The prepaid card industry is competitive. The total dollar value of prepaid cards is expected to double to $112 billion by 2018. Government and private enforcement of the federal antitrust laws, the Magna Carta of economic liberty, are ordinarily sufficient to insure optimal consumer welfare in any line of commerce. Any federal agency seeking to regulate beyond the antitrust laws should be required to document some dysfunction in the relevant marketplace.

The CFPB prepaid card directives would fail the test. They were not initiated by card users under section 553 (e) because of alleged marketplace unfairness. Additionally, the CFPB cure harms the consumers it is purporting to help — like raising the minimum wage for disadvantaged youths to $50 per hour, which would price them out of the labor market and make them unemployable.

The predominant users of prepaid cards are blacks, youths, the unemployed, the disabled and low-income earners who are unbanked. They will lose access to the market if prohibitive costs are imposed on prepaid card issuers and passed on to their customers. The industry projects the cost of compliance with the CFPB regulation at $1.5 billion. Tim Sloane, the Mercator Advisory Group vice president, has lamented that, “While lawyers and paper mills profit, the unbanked and underserved, which were supposed to be protected by this regulation, will now see higher prices and fewer choices as suppliers with low volumes and profits become unsustainable under the weight of this regulation and pull out of the market.”

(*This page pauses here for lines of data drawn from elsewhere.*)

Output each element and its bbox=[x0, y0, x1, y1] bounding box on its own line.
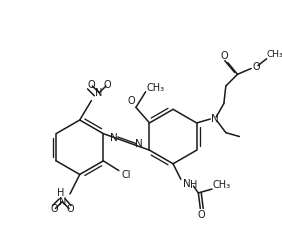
Text: N: N bbox=[183, 179, 191, 189]
Text: N: N bbox=[211, 114, 219, 124]
Text: O: O bbox=[51, 204, 58, 214]
Text: O: O bbox=[88, 80, 95, 90]
Text: O: O bbox=[127, 96, 135, 106]
Text: O: O bbox=[252, 61, 260, 72]
Text: N: N bbox=[96, 88, 103, 98]
Text: O: O bbox=[220, 51, 228, 61]
Text: H: H bbox=[190, 180, 197, 190]
Text: O: O bbox=[66, 204, 74, 214]
Text: N: N bbox=[110, 133, 118, 143]
Text: CH₃: CH₃ bbox=[213, 180, 231, 190]
Text: H: H bbox=[57, 188, 64, 198]
Text: N: N bbox=[135, 139, 142, 149]
Text: CH₃: CH₃ bbox=[146, 83, 164, 93]
Text: Cl: Cl bbox=[122, 170, 131, 181]
Text: N: N bbox=[59, 197, 66, 207]
Text: O: O bbox=[197, 210, 205, 220]
Text: O: O bbox=[103, 80, 111, 90]
Text: CH₃: CH₃ bbox=[266, 50, 282, 59]
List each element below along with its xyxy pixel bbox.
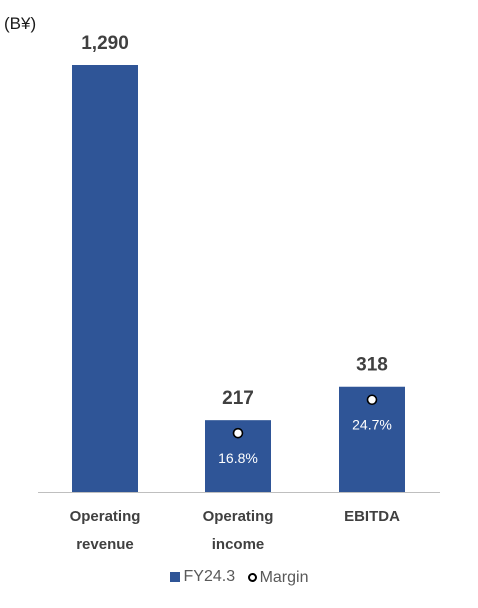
value-label-2: 318: [356, 355, 388, 376]
margin-marker-1: [232, 427, 244, 439]
legend-marker-margin: [247, 573, 257, 582]
value-label-1: 217: [222, 388, 254, 409]
bar-chart: 1,290 Operating revenue 217 16.8% Operating in…: [38, 33, 440, 553]
category-label-1-1: income: [212, 536, 265, 553]
value-label-0: 1,290: [81, 33, 129, 54]
legend-label-fy: FY24.3: [183, 568, 236, 585]
legend: FY24.3 Margin: [0, 568, 478, 587]
legend-swatch-fy: [169, 572, 180, 582]
category-label-2-0: EBITDA: [344, 508, 400, 525]
margin-marker-2: [366, 394, 378, 406]
margin-label-2: 24.7%: [352, 417, 392, 433]
legend-label-margin: Margin: [259, 568, 309, 586]
unit-label: (B¥): [4, 14, 37, 33]
margin-label-1: 16.8%: [218, 450, 258, 466]
category-label-0-1: revenue: [76, 536, 134, 553]
bar-0: [72, 65, 138, 492]
legend-item-margin: Margin: [247, 568, 309, 587]
category-label-1-0: Operating: [203, 508, 274, 525]
category-label-0-0: Operating: [70, 508, 141, 525]
legend-item-fy: FY24.3: [169, 568, 236, 586]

Overdraft protection may disappear as a feature of prepaid cards to the detriment of users. Shalynn Hill explained at a CFPB hearing: “Life happens, and no, I don’t use it every month, but some months two things may happen in one day and I may need the overdraft. Limiting too much is not realistic, because things happen.”

Congress by statute should void the CFPB’s prepaid card rule. It should also require the agency to prepare a consumer welfare impact statement in conjunction with all future rules, including a description of how the rule would yield marketplace results superior to what would obtain by enforcement of the federal antitrust laws. Finally, Congress should subject the CFPB to the regular annual appropriations process to insure proper oversight and to deter future regulatory capers.

At present, the agency receives funding from the Federal Reserve, which encourages CFPB rules untethered to the sentiments of the American people.